In 2016, the Government made sweeping changes to the Employment Relations Act 2000 (Act) designed to prohibit ‘zero hour contracts’. Amongst the changes were new rules about hours of work, and availability provisions.
Grace period ends 1 April 2017
The legislation introducing those new rules, which came into force on 1 April 2016, included a grace period, which ends on 1 April 2017.
During the grace period, only employment agreements that were entered into after 1 April 2016 had to comply with the new rules. After the grace period ends, all employment agreements will have to comply.
Employers have until 1 April 2017 to ensure their employees’ employment agreements comply with the new rules (and, if not, to transition employees onto compliant agreements).
Hours of work
The Act (section 67C) now requires that, if any employer and employee agree to set hours of work, those hours of work must be recorded in the employee’s individual employment agreement, collective agreement, or additional terms to the collective agreement.
Hours of work means any of:
- the number of guaranteed hours of work;
- the days of the week work will be performed;
- the start and finish times of work; and
- any flexibility in the above.
Most individual employment agreements already include an ‘hours of work’ clause. For employers reviewing these agreements, it is important to ensure that the hours of work clause correctly records all of the above agreed elements of hours of work.
Collective employment agreements, which can cover many employees, might not record each employee’s agreed hours of work. If an employee has agreed hours of work that are not recorded in their collective employment agreement, then those agreed hours of work must now be recorded as ‘ additional terms and conditions of employment’ under section 61 of the Act.
Practically, this will often mean a letter recording the employee’s hours of work which is signed by both the employer and employee and then stored on the employee’s personnel file.
An availability provision is any provision in an employment agreement under which an employee is required to be available for work, but the employer is not required to provide work (section 67D of the Act).
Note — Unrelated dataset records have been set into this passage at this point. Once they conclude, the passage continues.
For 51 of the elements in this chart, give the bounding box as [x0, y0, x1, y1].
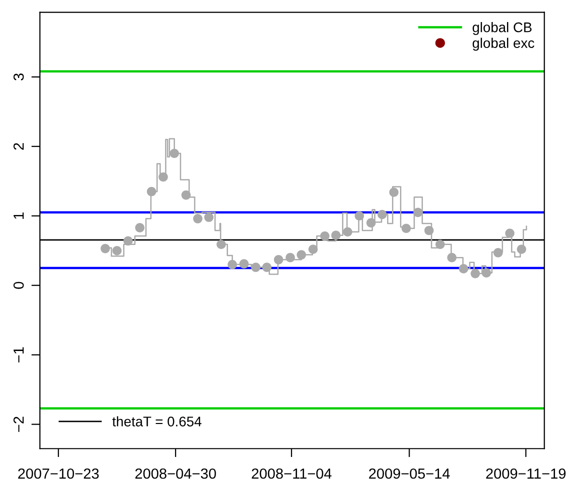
- point: [112, 246, 122, 256]
- point: [413, 208, 423, 218]
- legend-label: thetaT = 0.654: [112, 416, 202, 426]
- y-tick-label: 3: [13, 74, 24, 80]
- point: [308, 244, 318, 254]
- point: [286, 252, 295, 262]
- point: [447, 252, 457, 262]
- point: [204, 212, 214, 222]
- point: [239, 259, 249, 268]
- point: [274, 255, 284, 264]
- point: [435, 240, 445, 250]
- point: [320, 231, 330, 241]
- point: [251, 262, 260, 272]
- point: [342, 227, 352, 237]
- point: [516, 244, 526, 254]
- point: [262, 262, 272, 272]
- point: [505, 228, 514, 238]
- point: [366, 218, 376, 228]
- x-tick-label: 2009−11−19: [486, 468, 566, 479]
- point: [470, 268, 480, 278]
- y-tick-label: −1: [14, 347, 24, 362]
- point: [228, 260, 237, 270]
- point: [482, 268, 492, 278]
- point: [424, 226, 434, 236]
- point: [402, 224, 411, 234]
- y-tick-label: 0: [13, 282, 24, 289]
- y-tick-label: 2: [13, 143, 24, 150]
- point: [216, 240, 226, 250]
- point: [493, 248, 503, 258]
- y-tick-label: 1: [14, 212, 24, 219]
- legend-label: global CB: [472, 22, 532, 35]
- x-tick-label: 2008−11−04: [252, 468, 332, 479]
- point: [296, 250, 306, 260]
- x-tick-label: 2008−04−30: [135, 468, 216, 479]
- point: [158, 172, 168, 182]
- point: [458, 264, 468, 274]
- legend-label: global exc: [472, 38, 534, 51]
- point: [135, 223, 144, 232]
- x-tick-label: 2009−05−14: [369, 468, 450, 479]
- point: [100, 244, 110, 254]
- point: [146, 186, 156, 196]
- point: [170, 148, 179, 158]
- point: [181, 190, 191, 200]
- point: [378, 210, 387, 220]
- y-tick-label: −2: [13, 416, 24, 432]
- point: [193, 214, 202, 224]
- point: [354, 211, 364, 221]
- point: [331, 230, 341, 240]
- point: [123, 236, 133, 246]
- point: [389, 188, 399, 197]
- x-tick-label: 2007−10−23: [18, 468, 99, 479]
Forced overtime clauses and stand-by or on-call clauses are common examples of availability provisions.
There are now strict rules about when an employer can require an employee to be available for work. Essentially, to include an availability provision in an employment agreement:
- the employment agreement must include guaranteed hours of work;
- the employer must have genuine reasons based on reasonable grounds for including the availability provision; and
- the employment agreement must include reasonable compensation for the employee’s availability (salaried employees can agree that their salary includes reasonable compensation for their availability).
If there is an availability provision in an employment agreement, and that provision does not comply with the Act, then the employee can refuse to perform work in addition to their guaranteed hours (section 67E of the Act). If an employee refuses to perform additional work because their employment agreement does not include a valid availability provision, the employer is prohibited from treating them adversely (section 67F of the Act).
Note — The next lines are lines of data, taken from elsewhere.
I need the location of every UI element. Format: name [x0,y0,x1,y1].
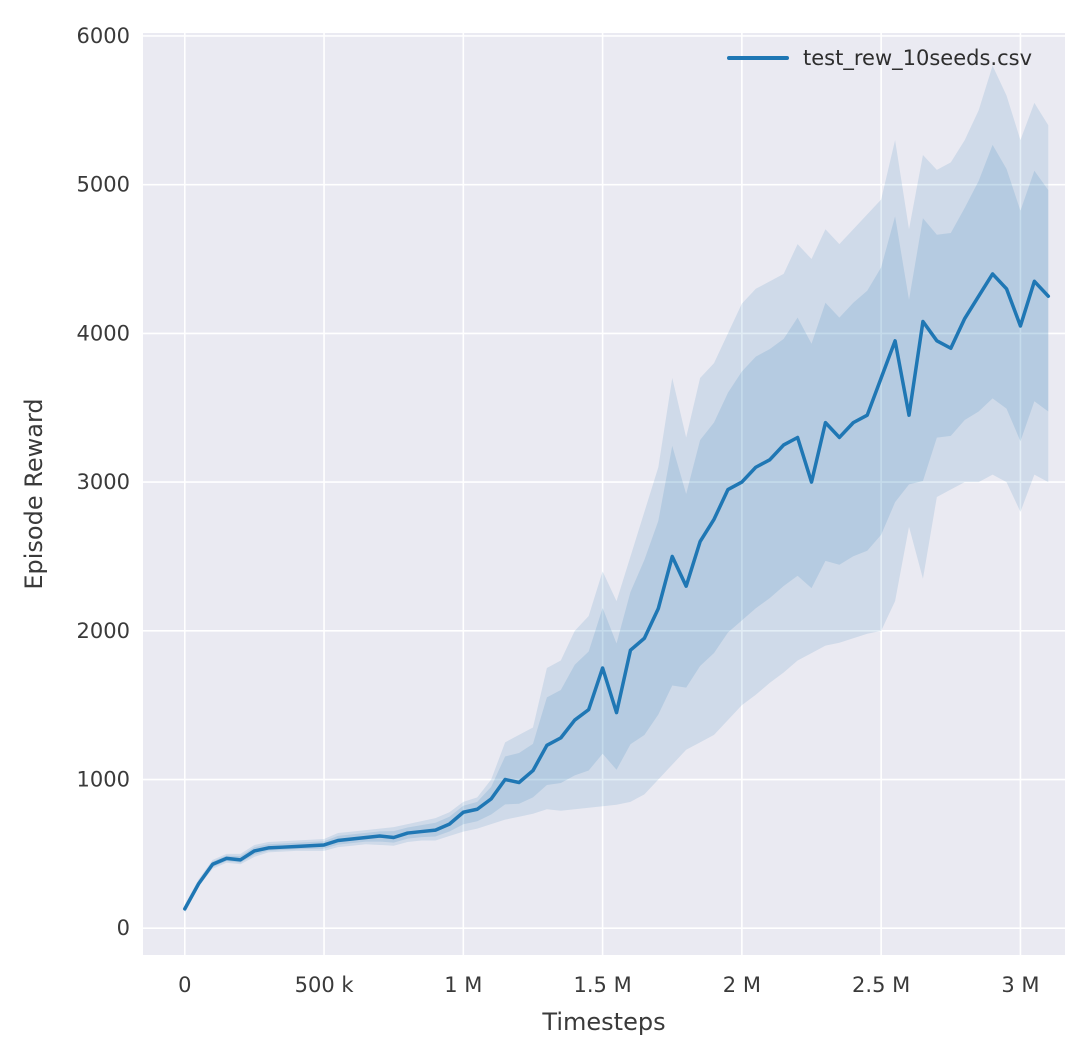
x-axis-label: Timesteps [542,1008,666,1036]
legend-line-swatch [727,55,790,61]
x-tick-label: 2.5 M [852,973,910,997]
y-tick-label: 6000 [77,24,130,48]
mean-line [183,272,1051,911]
y-tick-label: 1000 [77,768,130,792]
y-tick-label: 3000 [77,470,130,494]
x-tick-label: 1 M [444,973,482,997]
legend: test_rew_10seeds.csv [727,46,1032,70]
x-tick-label: 0 [178,973,191,997]
x-tick-label: 3 M [1001,973,1039,997]
y-tick-label: 5000 [77,173,130,197]
confidence-band [184,144,1049,912]
confidence-band [184,65,1049,914]
y-tick-label: 0 [117,916,130,940]
plot-area [143,33,1065,955]
x-tick-label: 1.5 M [574,973,632,997]
x-tick-label: 2 M [723,973,761,997]
y-tick-label: 2000 [77,619,130,643]
legend-label: test_rew_10seeds.csv [803,46,1032,70]
x-tick-label: 500 k [295,973,355,997]
y-tick-label: 4000 [77,321,130,345]
y-axis-label: Episode Reward [20,398,48,590]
A practical question employers should consider is whether they need to be able to require employees to be available for work. For example, if an employer has a forced overtime clause, but in practice overtime is always worked by agreement, then that employer should consider replacing the forced overtime clause with one that says that overtime will be worked by agreement between the parties.
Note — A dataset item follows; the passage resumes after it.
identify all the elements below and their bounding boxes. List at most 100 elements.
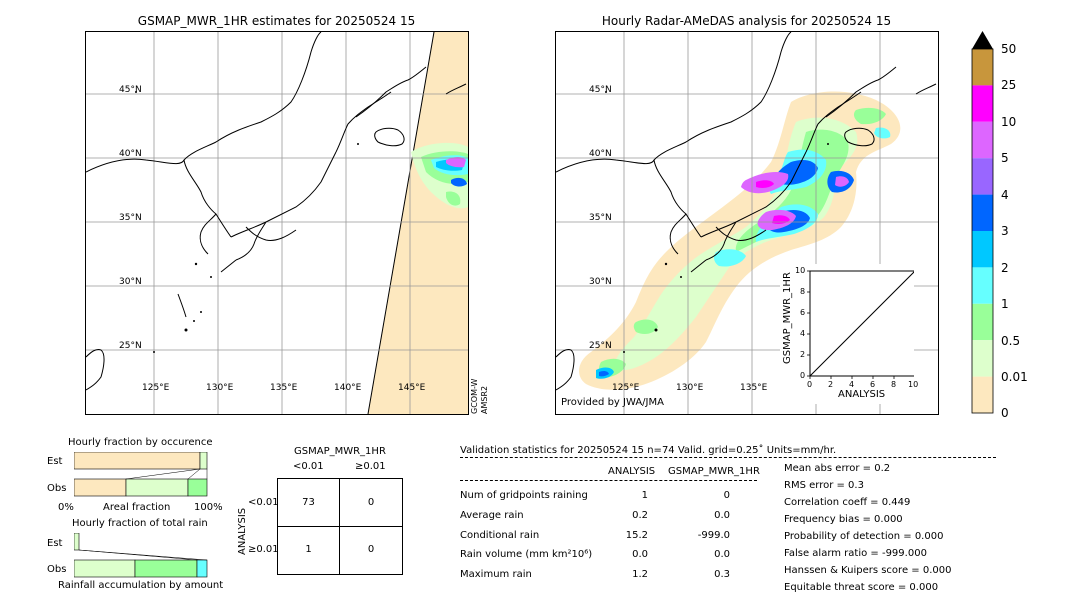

Questions about availability provisions
Whenever a new law is introduced there is always some uncertainty about how it will be applied by the courts. Unfortunately, there are two areas of significant uncertainty regarding availability provisions:
- Whether clauses that allow flexibility in hours of work (for example, a clause that allows the employer to change roster patterns) are availability provisions?
- What is reasonable compensation for availability?
Two related cases about the interpretation of the availability provision requirements have been removed to the Employment Court (Doran v Carrick Holdings Ltd  NZERA Auckland 371 and Fraser v McDonald’s Restaurants (New Zealand) Ltd  NZERA Auckland 370). We expect that these decisions will provide much needed clarity about availability provisions.
Other new rules
These are not the only new rules that were subject to the grace period. New rules about secondary employment provisions and the cancellation of shifts for shift workers also come into force for all employment agreements on 1 April 2017.
Employers should already have updated their employment agreement templates to comply with the new rules. If you have not updated your templates, you should do so urgently.
Employers should now look to transition their employees on old agreements (entered before 1 April 2016) onto employment agreements that comply with the new rules.